Confidence strong despite sharp decline in construction, PMI reveals

Sharp decline in house building leads to fastest fall in construction output since May 2020.

A sharp decline in house building led to the weakest UK construction performance for just over two-and-a-half years in January, but business optimism still reached a six month high, according to January’s PMI survey results.

Weaker client demand and fewer new project starts in recent months also contributed to the rate of decline being the fastest since May 2020.

In contrast, business expectations regarding the year ahead rebounded considerably since December 2022, with confidence reaching its highest level for six months. 

Survey respondents noted that the general economic outlook appeared to have improved, while some cited tentative signs of a turnaround in sales enquiries.

At 48.4 in January, down from 48.8 in December, the headline seasonally adjusted S&P Global / CIPS UK Construction Purchasing Managers’ Index® (PMI®) – which measures month-on-month changes in total industry activity – posted below the neutral 50.0 threshold for the second month running. 

House building (index at 44.8) was the weakest-performing category of construction output in January, with the rate of contraction the steepest since May 2020. Lower volumes of residential work were attributed to rising borrowing costs, unfavourable market conditions and greater caution among clients.

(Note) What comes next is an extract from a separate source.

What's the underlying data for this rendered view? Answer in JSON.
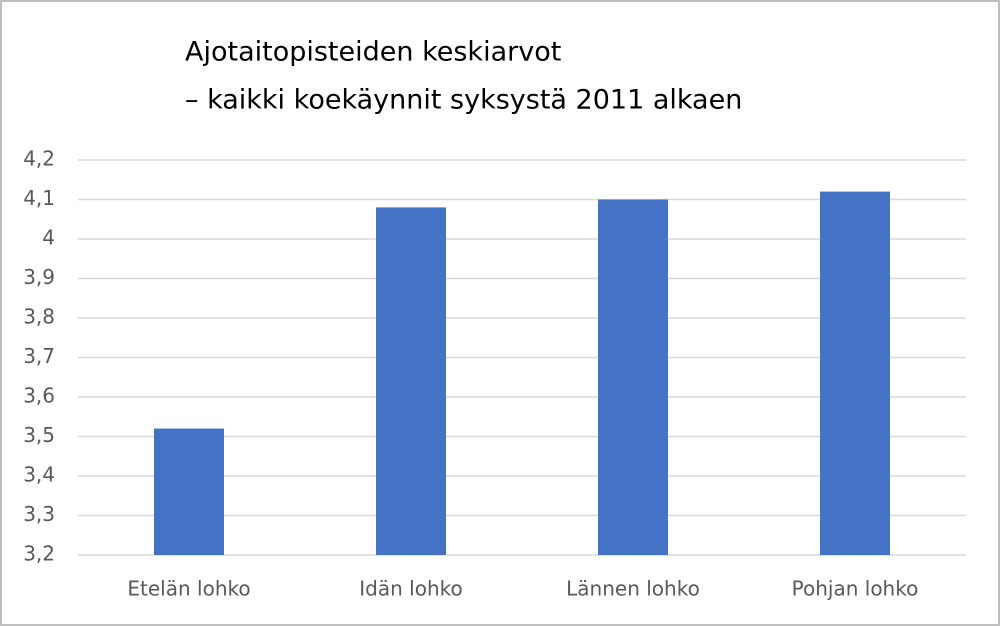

Commercial activity (48.2) decreased for the first time in five months during January, reflecting softer demand and delayed decision making on new projects. Meanwhile, civil engineering activity (49.7) was close to stabilisation, with the latest reading the highest seen since June 2022.

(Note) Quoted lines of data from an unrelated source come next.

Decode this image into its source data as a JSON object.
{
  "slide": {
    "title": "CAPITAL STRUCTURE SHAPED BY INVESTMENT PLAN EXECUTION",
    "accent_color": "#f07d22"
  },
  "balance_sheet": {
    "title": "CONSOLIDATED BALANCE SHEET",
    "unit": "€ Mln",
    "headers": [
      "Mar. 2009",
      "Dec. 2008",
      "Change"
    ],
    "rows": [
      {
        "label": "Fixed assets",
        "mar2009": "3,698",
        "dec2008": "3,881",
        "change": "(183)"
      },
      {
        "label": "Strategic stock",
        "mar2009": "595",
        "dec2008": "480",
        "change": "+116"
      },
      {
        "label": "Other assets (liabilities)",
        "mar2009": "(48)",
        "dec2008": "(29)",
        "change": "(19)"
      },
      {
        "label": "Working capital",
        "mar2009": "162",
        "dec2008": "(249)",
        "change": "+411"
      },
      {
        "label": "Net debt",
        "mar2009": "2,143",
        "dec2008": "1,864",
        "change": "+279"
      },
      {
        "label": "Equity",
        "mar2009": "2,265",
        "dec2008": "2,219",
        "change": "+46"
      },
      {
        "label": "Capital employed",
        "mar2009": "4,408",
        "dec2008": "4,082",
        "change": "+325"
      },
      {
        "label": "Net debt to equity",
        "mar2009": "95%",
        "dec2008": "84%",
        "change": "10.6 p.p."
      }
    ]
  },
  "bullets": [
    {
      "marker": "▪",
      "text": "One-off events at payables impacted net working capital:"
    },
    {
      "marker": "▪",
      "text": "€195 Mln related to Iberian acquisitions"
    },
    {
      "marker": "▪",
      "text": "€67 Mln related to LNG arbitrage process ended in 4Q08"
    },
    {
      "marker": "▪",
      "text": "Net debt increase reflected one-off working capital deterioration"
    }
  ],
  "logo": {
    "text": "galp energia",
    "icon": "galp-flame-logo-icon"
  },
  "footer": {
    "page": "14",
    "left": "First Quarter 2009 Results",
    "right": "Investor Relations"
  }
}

Mirroring the trend for business activity, latest data indicated that employment numbers decreased for the second consecutive month in January. The rate of job shedding was the fastest for two years, with construction companies often commenting on hiring freezes and the non-replacement of voluntary leavers due to softer demand.

January data also pointed to the sharpest fall in purchasing activity since May 2020. Lower demand for construction products and materials helped to alleviate pressures on supply chains at the start of 2023.

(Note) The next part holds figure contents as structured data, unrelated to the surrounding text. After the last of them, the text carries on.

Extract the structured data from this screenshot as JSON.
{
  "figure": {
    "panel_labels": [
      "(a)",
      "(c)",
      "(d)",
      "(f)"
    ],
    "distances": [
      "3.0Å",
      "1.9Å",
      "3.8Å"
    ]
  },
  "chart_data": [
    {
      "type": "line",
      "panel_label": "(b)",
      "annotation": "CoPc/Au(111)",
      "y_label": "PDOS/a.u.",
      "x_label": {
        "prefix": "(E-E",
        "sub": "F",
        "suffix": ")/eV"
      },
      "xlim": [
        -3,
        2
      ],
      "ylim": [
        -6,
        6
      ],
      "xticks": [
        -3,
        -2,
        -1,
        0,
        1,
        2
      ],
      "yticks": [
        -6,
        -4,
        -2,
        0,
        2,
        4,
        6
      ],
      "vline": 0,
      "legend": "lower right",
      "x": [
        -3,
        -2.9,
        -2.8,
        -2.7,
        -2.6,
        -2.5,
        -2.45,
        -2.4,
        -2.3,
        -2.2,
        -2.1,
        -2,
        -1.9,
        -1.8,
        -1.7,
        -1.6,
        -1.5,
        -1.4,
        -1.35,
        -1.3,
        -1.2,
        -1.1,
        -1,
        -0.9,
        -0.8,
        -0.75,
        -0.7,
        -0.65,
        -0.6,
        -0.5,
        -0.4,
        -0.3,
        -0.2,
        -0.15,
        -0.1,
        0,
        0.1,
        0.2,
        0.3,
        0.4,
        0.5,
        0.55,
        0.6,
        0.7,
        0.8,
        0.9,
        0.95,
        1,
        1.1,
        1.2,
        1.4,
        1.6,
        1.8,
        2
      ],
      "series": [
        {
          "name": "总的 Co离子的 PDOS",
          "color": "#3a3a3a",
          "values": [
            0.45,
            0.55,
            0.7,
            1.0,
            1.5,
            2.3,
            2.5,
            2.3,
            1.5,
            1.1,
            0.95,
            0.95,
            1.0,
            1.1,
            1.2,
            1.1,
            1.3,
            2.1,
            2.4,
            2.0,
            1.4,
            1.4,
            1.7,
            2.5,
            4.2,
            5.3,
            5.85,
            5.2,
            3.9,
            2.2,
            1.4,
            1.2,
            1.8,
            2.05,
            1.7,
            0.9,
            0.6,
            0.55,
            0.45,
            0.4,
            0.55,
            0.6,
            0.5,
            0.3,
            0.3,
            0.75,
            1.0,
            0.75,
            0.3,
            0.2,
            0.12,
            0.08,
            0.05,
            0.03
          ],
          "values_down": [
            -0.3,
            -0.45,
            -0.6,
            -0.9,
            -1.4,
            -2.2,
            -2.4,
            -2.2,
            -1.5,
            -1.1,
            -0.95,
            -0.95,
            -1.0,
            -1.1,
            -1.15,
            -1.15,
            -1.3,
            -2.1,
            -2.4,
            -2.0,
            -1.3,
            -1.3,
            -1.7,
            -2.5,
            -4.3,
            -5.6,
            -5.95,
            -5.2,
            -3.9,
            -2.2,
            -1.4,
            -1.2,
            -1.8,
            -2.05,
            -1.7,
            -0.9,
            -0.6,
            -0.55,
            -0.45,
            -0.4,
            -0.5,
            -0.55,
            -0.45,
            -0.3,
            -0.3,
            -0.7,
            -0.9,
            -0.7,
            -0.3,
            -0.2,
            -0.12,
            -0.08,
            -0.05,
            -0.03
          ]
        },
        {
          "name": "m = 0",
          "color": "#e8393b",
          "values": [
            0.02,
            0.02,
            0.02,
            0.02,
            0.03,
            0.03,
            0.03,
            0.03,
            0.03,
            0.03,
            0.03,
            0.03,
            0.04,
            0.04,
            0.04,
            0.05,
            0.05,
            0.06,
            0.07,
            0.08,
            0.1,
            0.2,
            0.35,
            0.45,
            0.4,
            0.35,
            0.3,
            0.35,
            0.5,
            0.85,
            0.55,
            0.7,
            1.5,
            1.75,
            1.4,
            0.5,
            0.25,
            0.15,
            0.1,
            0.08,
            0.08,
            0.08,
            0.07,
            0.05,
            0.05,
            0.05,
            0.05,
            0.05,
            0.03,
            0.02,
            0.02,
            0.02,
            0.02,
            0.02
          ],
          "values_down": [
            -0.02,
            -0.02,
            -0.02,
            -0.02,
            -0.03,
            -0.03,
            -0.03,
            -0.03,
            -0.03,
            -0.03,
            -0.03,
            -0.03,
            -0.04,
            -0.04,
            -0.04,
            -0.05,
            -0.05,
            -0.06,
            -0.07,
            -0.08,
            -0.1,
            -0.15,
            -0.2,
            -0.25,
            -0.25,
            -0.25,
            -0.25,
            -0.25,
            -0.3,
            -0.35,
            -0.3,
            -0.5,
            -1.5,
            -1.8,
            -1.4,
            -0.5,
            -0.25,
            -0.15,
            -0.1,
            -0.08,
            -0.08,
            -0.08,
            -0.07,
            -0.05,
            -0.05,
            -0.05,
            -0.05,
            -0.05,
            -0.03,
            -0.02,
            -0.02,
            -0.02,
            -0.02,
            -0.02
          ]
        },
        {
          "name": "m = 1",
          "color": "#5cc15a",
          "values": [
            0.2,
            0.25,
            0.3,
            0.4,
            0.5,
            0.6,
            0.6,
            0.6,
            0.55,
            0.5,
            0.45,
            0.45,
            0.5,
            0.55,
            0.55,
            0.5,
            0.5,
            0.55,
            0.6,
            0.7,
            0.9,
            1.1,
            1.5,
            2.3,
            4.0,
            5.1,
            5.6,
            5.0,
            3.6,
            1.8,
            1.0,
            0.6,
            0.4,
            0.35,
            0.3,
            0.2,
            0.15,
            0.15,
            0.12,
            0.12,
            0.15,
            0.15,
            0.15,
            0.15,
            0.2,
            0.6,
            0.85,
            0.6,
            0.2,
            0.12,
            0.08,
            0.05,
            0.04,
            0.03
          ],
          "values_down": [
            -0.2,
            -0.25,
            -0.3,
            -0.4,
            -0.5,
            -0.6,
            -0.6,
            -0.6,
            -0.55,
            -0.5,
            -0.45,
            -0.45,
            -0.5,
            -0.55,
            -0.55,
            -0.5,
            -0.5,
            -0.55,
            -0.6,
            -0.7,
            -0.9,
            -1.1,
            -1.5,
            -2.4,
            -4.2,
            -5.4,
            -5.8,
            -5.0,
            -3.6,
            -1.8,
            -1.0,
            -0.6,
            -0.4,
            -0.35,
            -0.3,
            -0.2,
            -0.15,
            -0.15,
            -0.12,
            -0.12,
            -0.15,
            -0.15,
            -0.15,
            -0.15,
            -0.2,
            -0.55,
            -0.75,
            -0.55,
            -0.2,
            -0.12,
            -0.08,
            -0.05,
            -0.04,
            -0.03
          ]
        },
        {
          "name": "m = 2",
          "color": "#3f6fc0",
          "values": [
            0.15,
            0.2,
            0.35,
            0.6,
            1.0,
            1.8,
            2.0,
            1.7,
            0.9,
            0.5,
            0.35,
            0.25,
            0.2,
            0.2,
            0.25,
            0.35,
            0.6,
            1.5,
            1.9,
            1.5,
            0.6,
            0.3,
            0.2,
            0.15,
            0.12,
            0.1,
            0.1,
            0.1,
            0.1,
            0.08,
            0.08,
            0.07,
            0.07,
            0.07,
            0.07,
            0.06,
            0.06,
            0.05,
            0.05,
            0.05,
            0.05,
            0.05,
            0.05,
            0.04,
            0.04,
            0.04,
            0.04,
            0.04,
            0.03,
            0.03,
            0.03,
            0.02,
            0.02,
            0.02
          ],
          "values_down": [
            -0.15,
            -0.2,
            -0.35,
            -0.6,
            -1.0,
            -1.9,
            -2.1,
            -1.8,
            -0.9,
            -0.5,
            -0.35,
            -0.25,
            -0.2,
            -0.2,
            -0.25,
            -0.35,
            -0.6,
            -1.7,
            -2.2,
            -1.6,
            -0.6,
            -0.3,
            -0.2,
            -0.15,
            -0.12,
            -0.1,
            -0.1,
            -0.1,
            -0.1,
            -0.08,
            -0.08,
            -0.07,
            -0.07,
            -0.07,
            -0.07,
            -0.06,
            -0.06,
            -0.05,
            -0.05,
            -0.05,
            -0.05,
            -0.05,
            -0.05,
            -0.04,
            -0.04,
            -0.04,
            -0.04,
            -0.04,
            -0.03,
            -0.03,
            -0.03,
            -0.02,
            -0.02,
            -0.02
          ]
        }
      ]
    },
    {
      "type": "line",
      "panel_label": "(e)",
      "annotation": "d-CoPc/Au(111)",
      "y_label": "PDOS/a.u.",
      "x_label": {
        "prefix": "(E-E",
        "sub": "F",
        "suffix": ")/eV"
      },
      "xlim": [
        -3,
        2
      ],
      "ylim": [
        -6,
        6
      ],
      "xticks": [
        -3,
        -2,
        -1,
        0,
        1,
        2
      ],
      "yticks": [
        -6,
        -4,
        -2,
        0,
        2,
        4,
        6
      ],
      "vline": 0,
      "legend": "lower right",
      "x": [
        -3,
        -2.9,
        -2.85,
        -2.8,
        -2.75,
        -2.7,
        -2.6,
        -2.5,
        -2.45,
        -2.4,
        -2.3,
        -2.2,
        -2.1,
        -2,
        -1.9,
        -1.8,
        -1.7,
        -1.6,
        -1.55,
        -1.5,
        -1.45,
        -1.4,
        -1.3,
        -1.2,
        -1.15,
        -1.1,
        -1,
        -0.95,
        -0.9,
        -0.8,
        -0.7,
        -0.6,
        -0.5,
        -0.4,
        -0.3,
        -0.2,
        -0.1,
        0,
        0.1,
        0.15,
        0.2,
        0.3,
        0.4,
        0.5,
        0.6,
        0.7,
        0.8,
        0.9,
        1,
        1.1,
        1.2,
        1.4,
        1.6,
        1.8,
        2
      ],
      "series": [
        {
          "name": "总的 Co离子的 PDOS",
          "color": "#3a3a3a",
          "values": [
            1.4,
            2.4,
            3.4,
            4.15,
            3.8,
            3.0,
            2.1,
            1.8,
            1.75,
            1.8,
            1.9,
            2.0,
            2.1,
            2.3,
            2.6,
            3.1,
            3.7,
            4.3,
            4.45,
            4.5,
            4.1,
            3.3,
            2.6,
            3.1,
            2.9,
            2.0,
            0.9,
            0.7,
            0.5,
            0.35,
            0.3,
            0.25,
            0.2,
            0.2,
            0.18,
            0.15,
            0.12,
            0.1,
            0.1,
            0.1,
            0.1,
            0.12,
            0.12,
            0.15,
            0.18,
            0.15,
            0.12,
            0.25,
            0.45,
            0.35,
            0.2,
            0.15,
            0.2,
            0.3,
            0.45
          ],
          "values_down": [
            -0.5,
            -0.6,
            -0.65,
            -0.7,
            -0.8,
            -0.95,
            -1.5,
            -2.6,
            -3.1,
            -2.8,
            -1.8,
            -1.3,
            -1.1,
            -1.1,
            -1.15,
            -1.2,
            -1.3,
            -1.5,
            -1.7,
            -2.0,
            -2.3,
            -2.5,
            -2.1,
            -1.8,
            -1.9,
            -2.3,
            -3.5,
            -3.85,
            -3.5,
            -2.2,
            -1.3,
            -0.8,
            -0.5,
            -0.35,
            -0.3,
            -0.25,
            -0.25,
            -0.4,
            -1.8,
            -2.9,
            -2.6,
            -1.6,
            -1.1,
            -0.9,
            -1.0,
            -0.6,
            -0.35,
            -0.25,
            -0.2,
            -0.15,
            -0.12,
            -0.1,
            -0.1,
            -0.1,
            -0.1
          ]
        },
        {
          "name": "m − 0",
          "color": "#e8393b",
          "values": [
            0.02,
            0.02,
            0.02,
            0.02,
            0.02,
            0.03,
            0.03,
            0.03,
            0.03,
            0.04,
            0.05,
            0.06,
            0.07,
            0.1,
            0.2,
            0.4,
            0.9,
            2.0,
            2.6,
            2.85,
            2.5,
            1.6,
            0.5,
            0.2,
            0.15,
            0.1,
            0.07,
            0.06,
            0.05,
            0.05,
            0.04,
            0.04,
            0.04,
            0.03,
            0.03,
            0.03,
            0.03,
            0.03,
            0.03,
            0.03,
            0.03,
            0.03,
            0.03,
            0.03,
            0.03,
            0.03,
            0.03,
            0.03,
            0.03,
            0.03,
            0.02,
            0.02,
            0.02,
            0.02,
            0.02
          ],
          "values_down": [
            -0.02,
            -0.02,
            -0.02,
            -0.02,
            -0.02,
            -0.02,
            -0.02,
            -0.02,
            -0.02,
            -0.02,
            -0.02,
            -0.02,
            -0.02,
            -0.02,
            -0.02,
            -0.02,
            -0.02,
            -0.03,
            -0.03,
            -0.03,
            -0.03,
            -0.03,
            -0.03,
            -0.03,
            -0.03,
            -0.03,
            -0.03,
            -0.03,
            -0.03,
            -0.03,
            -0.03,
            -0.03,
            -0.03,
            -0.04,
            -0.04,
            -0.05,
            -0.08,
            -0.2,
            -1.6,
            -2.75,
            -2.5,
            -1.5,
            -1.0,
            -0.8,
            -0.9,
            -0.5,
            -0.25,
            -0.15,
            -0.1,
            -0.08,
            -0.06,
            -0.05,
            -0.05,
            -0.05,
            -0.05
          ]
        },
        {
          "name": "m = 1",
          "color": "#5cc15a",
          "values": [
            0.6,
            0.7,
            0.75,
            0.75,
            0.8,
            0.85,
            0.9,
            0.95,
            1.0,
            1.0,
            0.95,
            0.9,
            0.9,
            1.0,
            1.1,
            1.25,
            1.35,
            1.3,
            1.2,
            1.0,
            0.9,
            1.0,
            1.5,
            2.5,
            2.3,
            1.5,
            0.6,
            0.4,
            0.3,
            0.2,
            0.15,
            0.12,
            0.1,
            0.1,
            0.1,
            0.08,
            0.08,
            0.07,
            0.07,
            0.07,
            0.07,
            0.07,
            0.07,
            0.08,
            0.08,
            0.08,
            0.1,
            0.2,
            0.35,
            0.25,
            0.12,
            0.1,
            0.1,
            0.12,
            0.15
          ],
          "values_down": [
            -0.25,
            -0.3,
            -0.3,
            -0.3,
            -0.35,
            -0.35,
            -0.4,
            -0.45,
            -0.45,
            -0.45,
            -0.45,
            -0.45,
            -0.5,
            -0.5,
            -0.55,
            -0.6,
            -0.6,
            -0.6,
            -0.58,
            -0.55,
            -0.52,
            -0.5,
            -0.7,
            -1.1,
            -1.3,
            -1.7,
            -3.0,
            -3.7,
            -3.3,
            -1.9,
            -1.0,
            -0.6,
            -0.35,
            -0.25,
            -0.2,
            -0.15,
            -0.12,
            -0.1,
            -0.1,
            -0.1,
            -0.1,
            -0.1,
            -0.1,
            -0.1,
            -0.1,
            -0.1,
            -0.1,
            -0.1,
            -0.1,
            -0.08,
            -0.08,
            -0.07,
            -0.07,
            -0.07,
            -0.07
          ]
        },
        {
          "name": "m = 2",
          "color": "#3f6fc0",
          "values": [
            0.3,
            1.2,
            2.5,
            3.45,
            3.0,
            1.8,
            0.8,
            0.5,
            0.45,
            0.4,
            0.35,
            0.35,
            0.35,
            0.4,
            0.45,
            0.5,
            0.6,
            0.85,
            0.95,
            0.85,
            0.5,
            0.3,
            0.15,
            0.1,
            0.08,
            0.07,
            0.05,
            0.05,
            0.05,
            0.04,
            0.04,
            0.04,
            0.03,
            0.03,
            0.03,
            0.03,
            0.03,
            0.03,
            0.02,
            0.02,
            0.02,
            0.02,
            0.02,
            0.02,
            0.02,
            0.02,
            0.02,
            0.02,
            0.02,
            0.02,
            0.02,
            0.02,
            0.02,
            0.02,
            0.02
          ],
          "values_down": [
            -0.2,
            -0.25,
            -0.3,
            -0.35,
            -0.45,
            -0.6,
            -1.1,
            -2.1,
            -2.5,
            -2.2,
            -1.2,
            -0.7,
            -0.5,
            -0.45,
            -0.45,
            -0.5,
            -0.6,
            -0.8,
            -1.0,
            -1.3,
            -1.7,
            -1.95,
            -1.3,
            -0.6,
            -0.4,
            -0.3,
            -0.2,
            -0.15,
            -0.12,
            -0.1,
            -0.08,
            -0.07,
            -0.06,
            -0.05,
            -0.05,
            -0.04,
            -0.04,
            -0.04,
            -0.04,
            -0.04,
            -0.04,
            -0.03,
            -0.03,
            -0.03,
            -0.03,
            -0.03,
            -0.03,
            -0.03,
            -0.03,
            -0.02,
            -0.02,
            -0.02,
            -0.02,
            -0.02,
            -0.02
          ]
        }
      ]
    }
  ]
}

Looking ahead, around 43% of the survey panel anticipate a rise in business activity over the year ahead, while only 17% forecast a decline. The resulting index signalled a sharp rebound in business expectations from the 31-month low seen in December 2022. 

Tim Moore, economics director at S&P Global Market Intelligence, which compiles the survey said: “For some firms, the recovery in business optimism to its highest for six months was driven by signs of a turnaround in new sales enquires at the start of 2023. 

“Other construction companies simply noted gradual improvements in the general economic outlook and hoped that confidence would return at a later stage this year to alleviate the current lack of momentum in the house building sector."

Dr John Glen, chief economist at the Chartered Institute of Procurement & Supply, said: "The continuing price pressures for energy and wages still remain a concern, along with the highest level of job shedding for two years and building skills remaining in short supply. 

“Evidently, there are still roadblocks ahead, but we should have faith that the sector can see a path through for better outcomes in 2023 after languishing in contraction in the last few months."

Mark Robinson, group chief executive at public sector procurement specialist SCAPE, said that public sector investment is going to be crucial if the industry – and the economy – is to return to growth quickly, thanks to the confidence it provides around future workloads.

He said: “A continued decline in construction activity is concerning, yet no surprise given recent economic forecasts. However, local authorities will need to maximise the use of existing funding pots in order to encourage major regeneration and attract investment that is crucial to the future of the UK’s towns and cities.”

PMI data was collected between 12-30 January 2023.